Even the best authors have and continue to receive rejections from publishers. It is a matter of persistence and determination that leads to publication coupled with raw talent and the willingness to improve skills. It also helps to research the agents and the literary journals prior to submitting work to them.

Sometimes it feels like a numbers game and other times submitting work feels like a crap shoot or worse, a lottery. But if you research the agents and write a compelling pitch, you might get your foot in the door. Follow submission directions and keep up to date on what agents seek at this time (this can be done through social media outlets such as Twitter or the website Manuscript Wish List).

In any case, if you want to hear back from editors and agents remember these tips:

  • Proofread all correspondence and keep it formal until you actually have a relationship with the industry professionals (even if their tone is casual).
  • Research all agents by reading articles about them, reading their biography, and reading books they represent.
  • Research literary journals and the famous authors they have published.
  • Don’t send an early draft of your work (polish your work first).
  • Work with beta readers when possible before submitting.
  • Research the industry and look at trends (not saying that you need to become a trendy author).
  • Research international publishers (as alternatives).

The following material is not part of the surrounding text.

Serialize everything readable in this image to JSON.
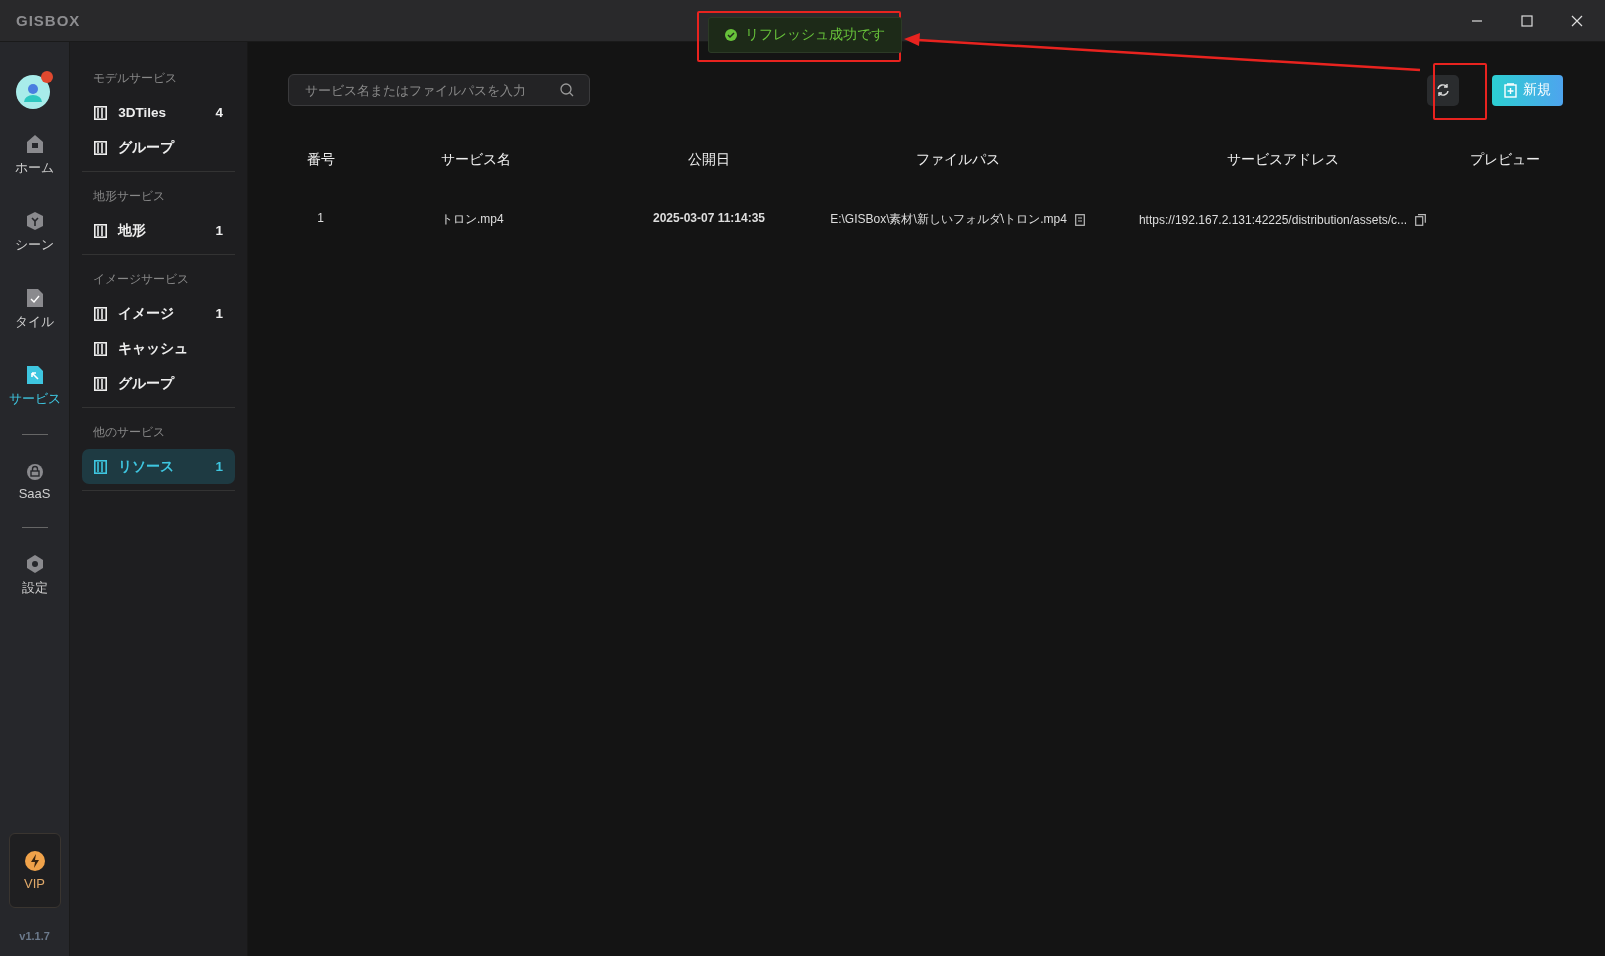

Rejection is not as personal as we believe. Often times, the editors are seeking a specific type of story and our stories don’t fit into that. Sometimes, it’s a matter of volume and only ten out of hundred authors receive acceptance from that journal or receive representation from the agent (I’m pulling this percentage out of my head as an example).

If you truly want to publish your stories, then know that rejection is part of the bargain. Only the most determined authors succeed. Writing is not a glamorous profession but for those who are willing to edit, proofread, network, and market themselves, there are rewards.